Lawmakers are equally confident that they’re in the right. “The North Carolina Constitution is very clear that appropriating public funds is the sole responsibility of the people’s elected representatives in the General Assembly — not the governor,” Bill D’Elia, a spokesperson for Senate President Pro Tempore Phil Berger, said in an email.
After the Superior Court ruling, lawmakers tightened restrictions on the Volkswagen money further and prevented the trustee from directly reimbursing third parties, such as electric vehicle charging station companies.
Critics said the 2018 provision was flatly inconsistent with the requirements of the Volkswagen consent decree. “They killed this,” Josh Stebbins, an attorney with the Sierra Club based in Washington, D.C., told the Energy News Network last year. “This is deader than a doornail.”
After the Energy News Network’s reporting, legislators reexamined the trustee’s stipulations and considered possible fixes. Through their spokespeople, Republican leaders downplayed the threat to the state’s Volkswagen share, but acknowledged they offered to change the 2018 language if Cooper would drop the entirety of his 2017 lawsuit.
“The Governor has still refused to agree with the superior court,” Joseph Kyzer, a spokesperson for House Speaker Tim Moore, said in an email, “and has rejected the legislature’s offer to run a separate budget bill dealing only with the Volkswagen Settlement funds.”
Cooper did offer to drop the Volkswagen piece of the suit in exchange for such legislation or direct appropriation of the funds, according to Porter.
“Unfortunately, Republican leaders have refused unless the entire case, which also includes a challenge to their unconstitutional appropriation of Federal block grants, is dropped,” he said, adding, “it is irresponsible for legislators to continue to put at risk millions of dollars coming to North Carolina simply because they do not control it.”
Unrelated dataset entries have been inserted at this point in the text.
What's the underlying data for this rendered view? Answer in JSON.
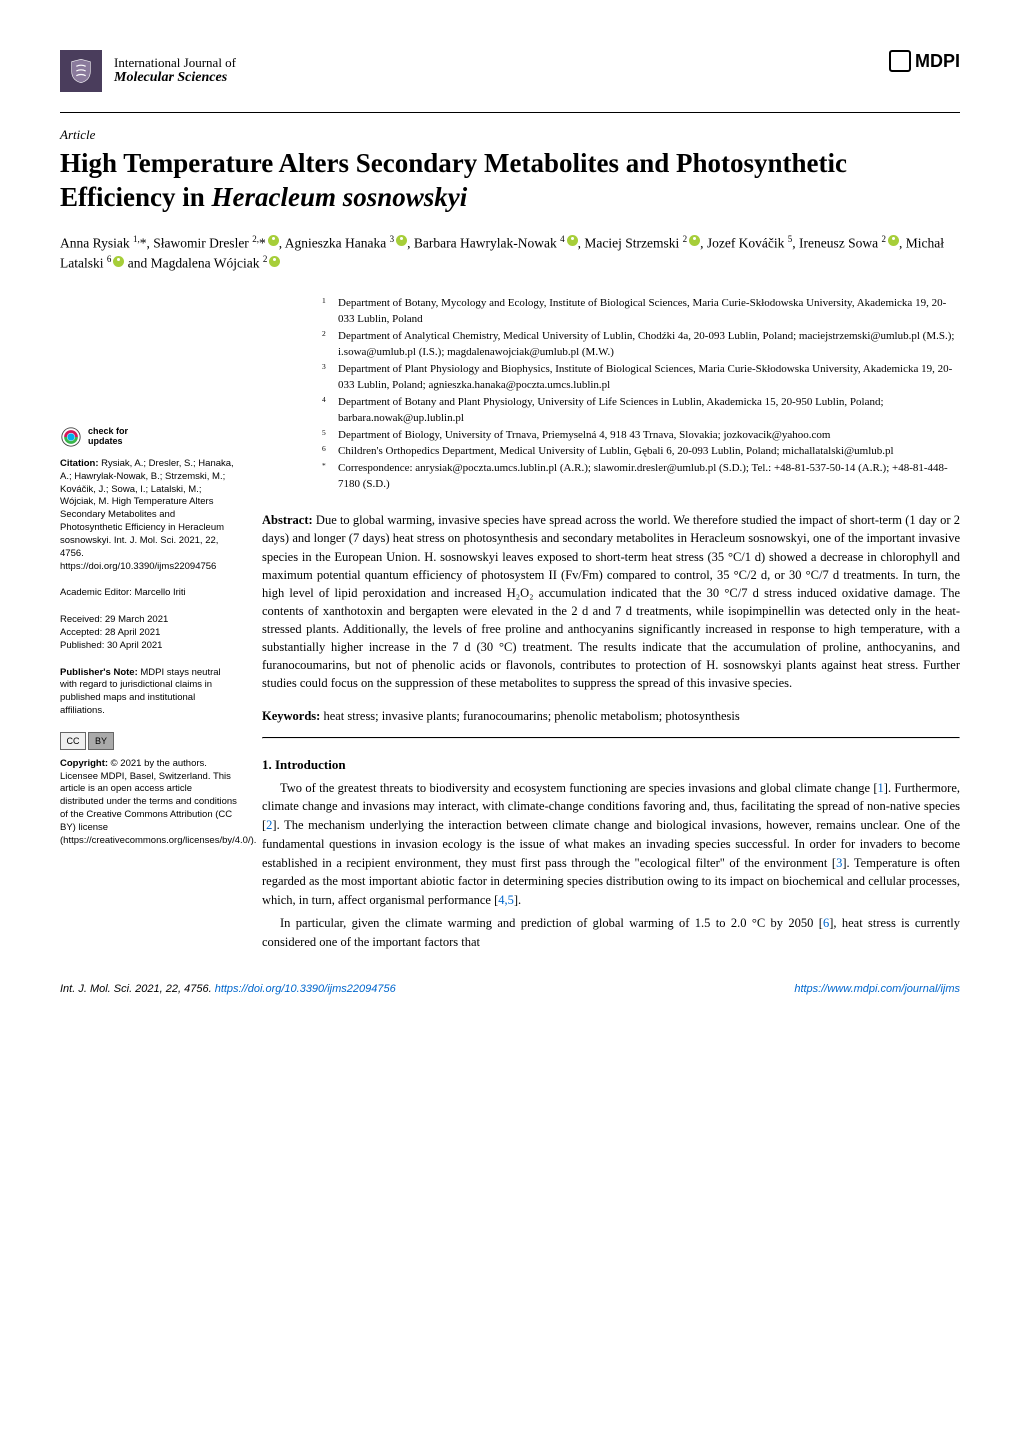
{
  "journal": {
    "line1": "International Journal of",
    "line2": "Molecular Sciences",
    "publisher": "MDPI"
  },
  "article": {
    "type": "Article",
    "title_pre": "High Temperature Alters Secondary Metabolites and Photosynthetic Efficiency in ",
    "title_species": "Heracleum sosnowskyi"
  },
  "authors_html": "Anna Rysiak <sup>1,</sup>*, Sławomir Dresler <sup>2,</sup>*<span class='orcid'></span>, Agnieszka Hanaka <sup>3</sup><span class='orcid'></span>, Barbara Hawrylak-Nowak <sup>4</sup><span class='orcid'></span>, Maciej Strzemski <sup>2</sup><span class='orcid'></span>, Jozef Kováčik <sup>5</sup>, Ireneusz Sowa <sup>2</sup><span class='orcid'></span>, Michał Latalski <sup>6</sup><span class='orcid'></span> and Magdalena Wójciak <sup>2</sup><span class='orcid'></span>",
  "affiliations": [
    {
      "n": "1",
      "t": "Department of Botany, Mycology and Ecology, Institute of Biological Sciences, Maria Curie-Skłodowska University, Akademicka 19, 20-033 Lublin, Poland"
    },
    {
      "n": "2",
      "t": "Department of Analytical Chemistry, Medical University of Lublin, Chodźki 4a, 20-093 Lublin, Poland; maciejstrzemski@umlub.pl (M.S.); i.sowa@umlub.pl (I.S.); magdalenawojciak@umlub.pl (M.W.)"
    },
    {
      "n": "3",
      "t": "Department of Plant Physiology and Biophysics, Institute of Biological Sciences, Maria Curie-Skłodowska University, Akademicka 19, 20-033 Lublin, Poland; agnieszka.hanaka@poczta.umcs.lublin.pl"
    },
    {
      "n": "4",
      "t": "Department of Botany and Plant Physiology, University of Life Sciences in Lublin, Akademicka 15, 20-950 Lublin, Poland; barbara.nowak@up.lublin.pl"
    },
    {
      "n": "5",
      "t": "Department of Biology, University of Trnava, Priemyselná 4, 918 43 Trnava, Slovakia; jozkovacik@yahoo.com"
    },
    {
      "n": "6",
      "t": "Children's Orthopedics Department, Medical University of Lublin, Gębali 6, 20-093 Lublin, Poland; michallatalski@umlub.pl"
    },
    {
      "n": "*",
      "t": "Correspondence: anrysiak@poczta.umcs.lublin.pl (A.R.); slawomir.dresler@umlub.pl (S.D.); Tel.: +48-81-537-50-14 (A.R.); +48-81-448-7180 (S.D.)"
    }
  ],
  "sidebar": {
    "check_updates": "check for\nupdates",
    "citation_label": "Citation:",
    "citation_text": " Rysiak, A.; Dresler, S.; Hanaka, A.; Hawrylak-Nowak, B.; Strzemski, M.; Kováčik, J.; Sowa, I.; Latalski, M.; Wójciak, M. High Temperature Alters Secondary Metabolites and Photosynthetic Efficiency in Heracleum sosnowskyi. Int. J. Mol. Sci. 2021, 22, 4756. https://doi.org/10.3390/ijms22094756",
    "editor_label": "Academic Editor:",
    "editor_text": " Marcello Iriti",
    "received": "Received: 29 March 2021",
    "accepted": "Accepted: 28 April 2021",
    "published": "Published: 30 April 2021",
    "publishers_note_label": "Publisher's Note:",
    "publishers_note_text": " MDPI stays neutral with regard to jurisdictional claims in published maps and institutional affiliations.",
    "copyright_label": "Copyright:",
    "copyright_text": " © 2021 by the authors. Licensee MDPI, Basel, Switzerland. This article is an open access article distributed under the terms and conditions of the Creative Commons Attribution (CC BY) license (https://creativecommons.org/licenses/by/4.0/)."
  },
  "abstract": {
    "label": "Abstract:",
    "text": " Due to global warming, invasive species have spread across the world. We therefore studied the impact of short-term (1 day or 2 days) and longer (7 days) heat stress on photosynthesis and secondary metabolites in Heracleum sosnowskyi, one of the important invasive species in the European Union. H. sosnowskyi leaves exposed to short-term heat stress (35 °C/1 d) showed a decrease in chlorophyll and maximum potential quantum efficiency of photosystem II (Fv/Fm) compared to control, 35 °C/2 d, or 30 °C/7 d treatments. In turn, the high level of lipid peroxidation and increased H₂O₂ accumulation indicated that the 30 °C/7 d stress induced oxidative damage. The contents of xanthotoxin and bergapten were elevated in the 2 d and 7 d treatments, while isopimpinellin was detected only in the heat-stressed plants. Additionally, the levels of free proline and anthocyanins significantly increased in response to high temperature, with a substantially higher increase in the 7 d (30 °C) treatment. The results indicate that the accumulation of proline, anthocyanins, and furanocoumarins, but not of phenolic acids or flavonols, contributes to protection of H. sosnowskyi plants against heat stress. Further studies could focus on the suppression of these metabolites to suppress the spread of this invasive species."
  },
  "keywords": {
    "label": "Keywords:",
    "text": " heat stress; invasive plants; furanocoumarins; phenolic metabolism; photosynthesis"
  },
  "section1": {
    "heading": "1. Introduction",
    "p1": "Two of the greatest threats to biodiversity and ecosystem functioning are species invasions and global climate change [1]. Furthermore, climate change and invasions may interact, with climate-change conditions favoring and, thus, facilitating the spread of non-native species [2]. The mechanism underlying the interaction between climate change and biological invasions, however, remains unclear. One of the fundamental questions in invasion ecology is the issue of what makes an invading species successful. In order for invaders to become established in a recipient environment, they must first pass through the \"ecological filter\" of the environment [3]. Temperature is often regarded as the most important abiotic factor in determining species distribution owing to its impact on biochemical and cellular processes, which, in turn, affect organismal performance [4,5].",
    "p2": "In particular, given the climate warming and prediction of global warming of 1.5 to 2.0 °C by 2050 [6], heat stress is currently considered one of the important factors that"
  },
  "footer": {
    "left_citation": "Int. J. Mol. Sci. 2021, 22, 4756. ",
    "left_doi": "https://doi.org/10.3390/ijms22094756",
    "right": "https://www.mdpi.com/journal/ijms"
  },
  "colors": {
    "background": "#ffffff",
    "text": "#000000",
    "link": "#0066cc",
    "orcid": "#a6ce39",
    "logo_bg": "#4a3d5c"
  }
}
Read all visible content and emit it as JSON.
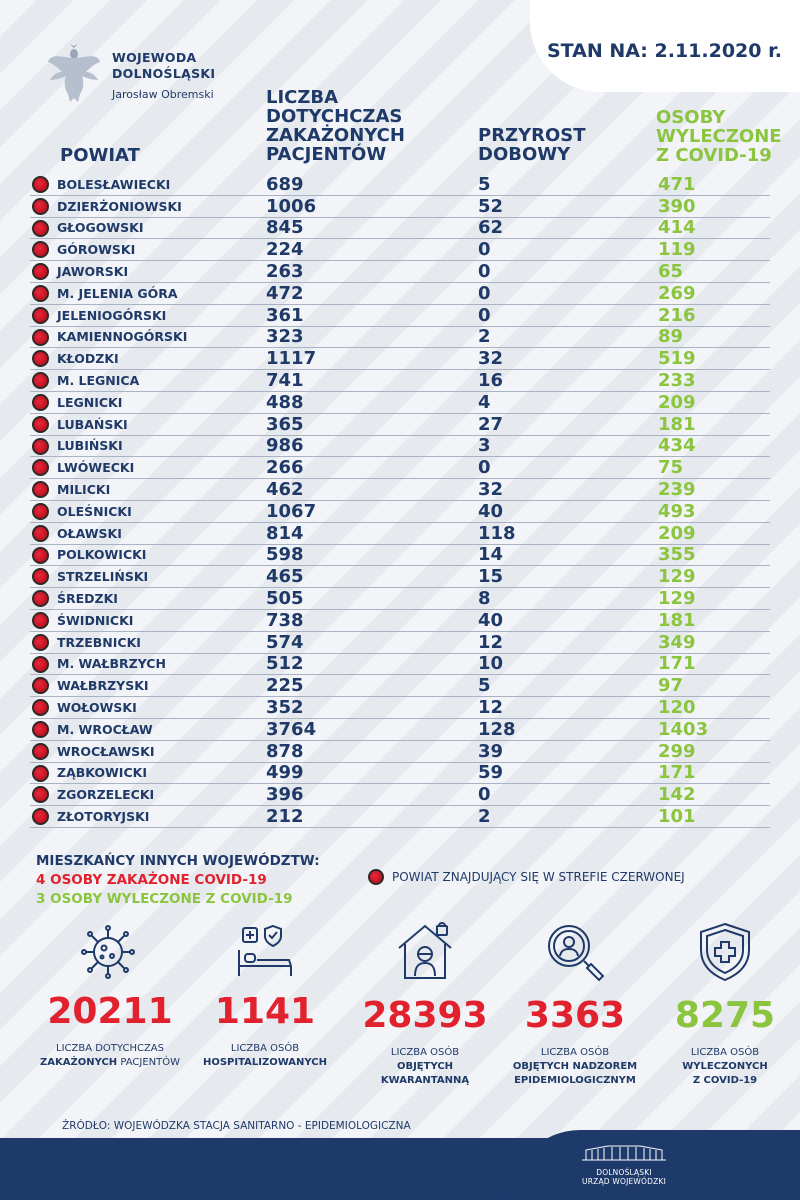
{
  "header": {
    "org_title_line1": "WOJEWODA",
    "org_title_line2": "DOLNOŚLĄSKI",
    "org_person": "Jarosław Obremski",
    "date_label": "STAN NA: 2.11.2020 r."
  },
  "columns": {
    "powiat": "POWIAT",
    "infected": "LICZBA\nDOTYCHCZAS\nZAKAŻONYCH\nPACJENTÓW",
    "daily": "PRZYROST\nDOBOWY",
    "recovered": "OSOBY\nWYLECZONE\nZ COVID-19"
  },
  "rows": [
    {
      "name": "BOLESŁAWIECKI",
      "infected": "689",
      "daily": "5",
      "recovered": "471"
    },
    {
      "name": "DZIERŻONIOWSKI",
      "infected": "1006",
      "daily": "52",
      "recovered": "390"
    },
    {
      "name": "GŁOGOWSKI",
      "infected": "845",
      "daily": "62",
      "recovered": "414"
    },
    {
      "name": "GÓROWSKI",
      "infected": "224",
      "daily": "0",
      "recovered": "119"
    },
    {
      "name": "JAWORSKI",
      "infected": "263",
      "daily": "0",
      "recovered": "65"
    },
    {
      "name": "M. JELENIA GÓRA",
      "infected": "472",
      "daily": "0",
      "recovered": "269"
    },
    {
      "name": "JELENIOGÓRSKI",
      "infected": "361",
      "daily": "0",
      "recovered": "216"
    },
    {
      "name": "KAMIENNOGÓRSKI",
      "infected": "323",
      "daily": "2",
      "recovered": "89"
    },
    {
      "name": "KŁODZKI",
      "infected": "1117",
      "daily": "32",
      "recovered": "519"
    },
    {
      "name": "M. LEGNICA",
      "infected": "741",
      "daily": "16",
      "recovered": "233"
    },
    {
      "name": "LEGNICKI",
      "infected": "488",
      "daily": "4",
      "recovered": "209"
    },
    {
      "name": "LUBAŃSKI",
      "infected": "365",
      "daily": "27",
      "recovered": "181"
    },
    {
      "name": "LUBIŃSKI",
      "infected": "986",
      "daily": "3",
      "recovered": "434"
    },
    {
      "name": "LWÓWECKI",
      "infected": "266",
      "daily": "0",
      "recovered": "75"
    },
    {
      "name": "MILICKI",
      "infected": "462",
      "daily": "32",
      "recovered": "239"
    },
    {
      "name": "OLEŚNICKI",
      "infected": "1067",
      "daily": "40",
      "recovered": "493"
    },
    {
      "name": "OŁAWSKI",
      "infected": "814",
      "daily": "118",
      "recovered": "209"
    },
    {
      "name": "POLKOWICKI",
      "infected": "598",
      "daily": "14",
      "recovered": "355"
    },
    {
      "name": "STRZELIŃSKI",
      "infected": "465",
      "daily": "15",
      "recovered": "129"
    },
    {
      "name": "ŚREDZKI",
      "infected": "505",
      "daily": "8",
      "recovered": "129"
    },
    {
      "name": "ŚWIDNICKI",
      "infected": "738",
      "daily": "40",
      "recovered": "181"
    },
    {
      "name": "TRZEBNICKI",
      "infected": "574",
      "daily": "12",
      "recovered": "349"
    },
    {
      "name": "M. WAŁBRZYCH",
      "infected": "512",
      "daily": "10",
      "recovered": "171"
    },
    {
      "name": "WAŁBRZYSKI",
      "infected": "225",
      "daily": "5",
      "recovered": "97"
    },
    {
      "name": "WOŁOWSKI",
      "infected": "352",
      "daily": "12",
      "recovered": "120"
    },
    {
      "name": "M. WROCŁAW",
      "infected": "3764",
      "daily": "128",
      "recovered": "1403"
    },
    {
      "name": "WROCŁAWSKI",
      "infected": "878",
      "daily": "39",
      "recovered": "299"
    },
    {
      "name": "ZĄBKOWICKI",
      "infected": "499",
      "daily": "59",
      "recovered": "171"
    },
    {
      "name": "ZGORZELECKI",
      "infected": "396",
      "daily": "0",
      "recovered": "142"
    },
    {
      "name": "ZŁOTORYJSKI",
      "infected": "212",
      "daily": "2",
      "recovered": "101"
    }
  ],
  "other_regions": {
    "title": "MIESZKAŃCY INNYCH WOJEWÓDZTW:",
    "infected": "4 OSOBY ZAKAŻONE COVID-19",
    "recovered": "3 OSOBY WYLECZONE Z COVID-19"
  },
  "legend": {
    "text": "POWIAT ZNAJDUJĄCY SIĘ W STREFIE CZERWONEJ",
    "icon": "red-dot-icon"
  },
  "stats": [
    {
      "icon": "virus-icon",
      "value": "20211",
      "label_1": "LICZBA DOTYCHCZAS",
      "label_2_bold": "ZAKAŻONYCH",
      "label_2_rest": " PACJENTÓW"
    },
    {
      "icon": "hospital-bed-icon",
      "value": "1141",
      "label_1": "LICZBA OSÓB",
      "label_2_bold": "HOSPITALIZOWANYCH",
      "label_2_rest": ""
    },
    {
      "icon": "quarantine-icon",
      "value": "28393",
      "label_1": "LICZBA OSÓB",
      "label_2_bold": "OBJĘTYCH",
      "label_3_bold": "KWARANTANNĄ"
    },
    {
      "icon": "magnifier-person-icon",
      "value": "3363",
      "label_1": "LICZBA OSÓB",
      "label_2_bold": "OBJĘTYCH NADZOREM",
      "label_3_bold": "EPIDEMIOLOGICZNYM"
    },
    {
      "icon": "shield-cross-icon",
      "value": "8275",
      "label_1": "LICZBA OSÓB",
      "label_2_bold": "WYLECZONYCH",
      "label_3_bold": "Z COVID-19"
    }
  ],
  "source": "ŹRÓDŁO: WOJEWÓDZKA STACJA SANITARNO - EPIDEMIOLOGICZNA",
  "footer": {
    "line1": "DOLNOŚLĄSKI",
    "line2": "URZĄD WOJEWÓDZKI"
  },
  "colors": {
    "navy": "#1f3a68",
    "green": "#8bc53f",
    "red": "#e1212e"
  }
}
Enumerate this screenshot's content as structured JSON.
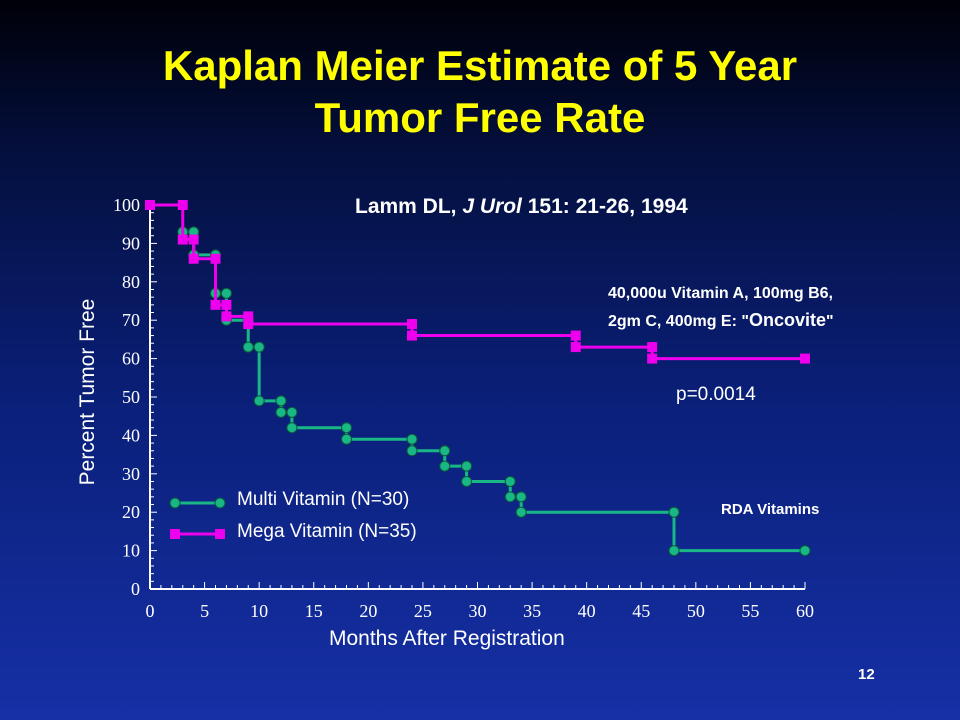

Asked why the governor doesn’t just drop the whole lawsuit to save those dollars, Porter replied, “legislative leaders have already shown that they are willing to sacrifice funds that would benefit the state based only on their political whims.” He reiterated, “not only is this harmful, we believe it’s unconstitutional and needs to work its way through the appeals process.”
‘A lot of good we can do’
Amid questions about whether or not the trustee will disburse the funds, the air quality division within the Department of Environmental Quality has issued a request for proposals to convert buses and install electric vehicle infrastructure, with a deadline of Sept. 30. It will take staff at least a month to choose winning bidders.
“There’s a lot of good we can do, and we’re poised to do it,” said air quality chief Abraczinskas. But, he acknowledged, “The uncertainty that exists still needs to be resolved between now and early November.”
More certainty could come as soon as next month. Separate from the request for proposals, officials have asked the trustee for funds that can be combined with grants under the federal Diesel Emissions Reductions Act. They expect a response by mid-August. “Either they’re going to say, ‘okay,'” said Abraczinskas, “or they’re going to say, ‘no,’ and here’s why.”
A negative answer might spur lawmakers to action. “While the Legislature believes the State can receive and spend the Settlement Funds without any change in the law,” Kyzer said, “the parties will evaluate any next steps once DEQ hears from the Trustee.”
As written now, the law states, “no funds may be expended under the Plan…until the General Assembly has appropriated [them].” Kyzer didn’t respond when asked why lawmakers didn’t allocate the $31 million in Phase I monies in their 2019-2020 budget.
But Rep. Chuck McGrady, a fifth-term Republican lawmaker from Hendersonville who’s tried to mediate between the governor’s office and legislative leaders, said the notion hadn’t even come up. “I think it is an interesting idea,” McGrady said in an email. “I wish I’d thought of it.”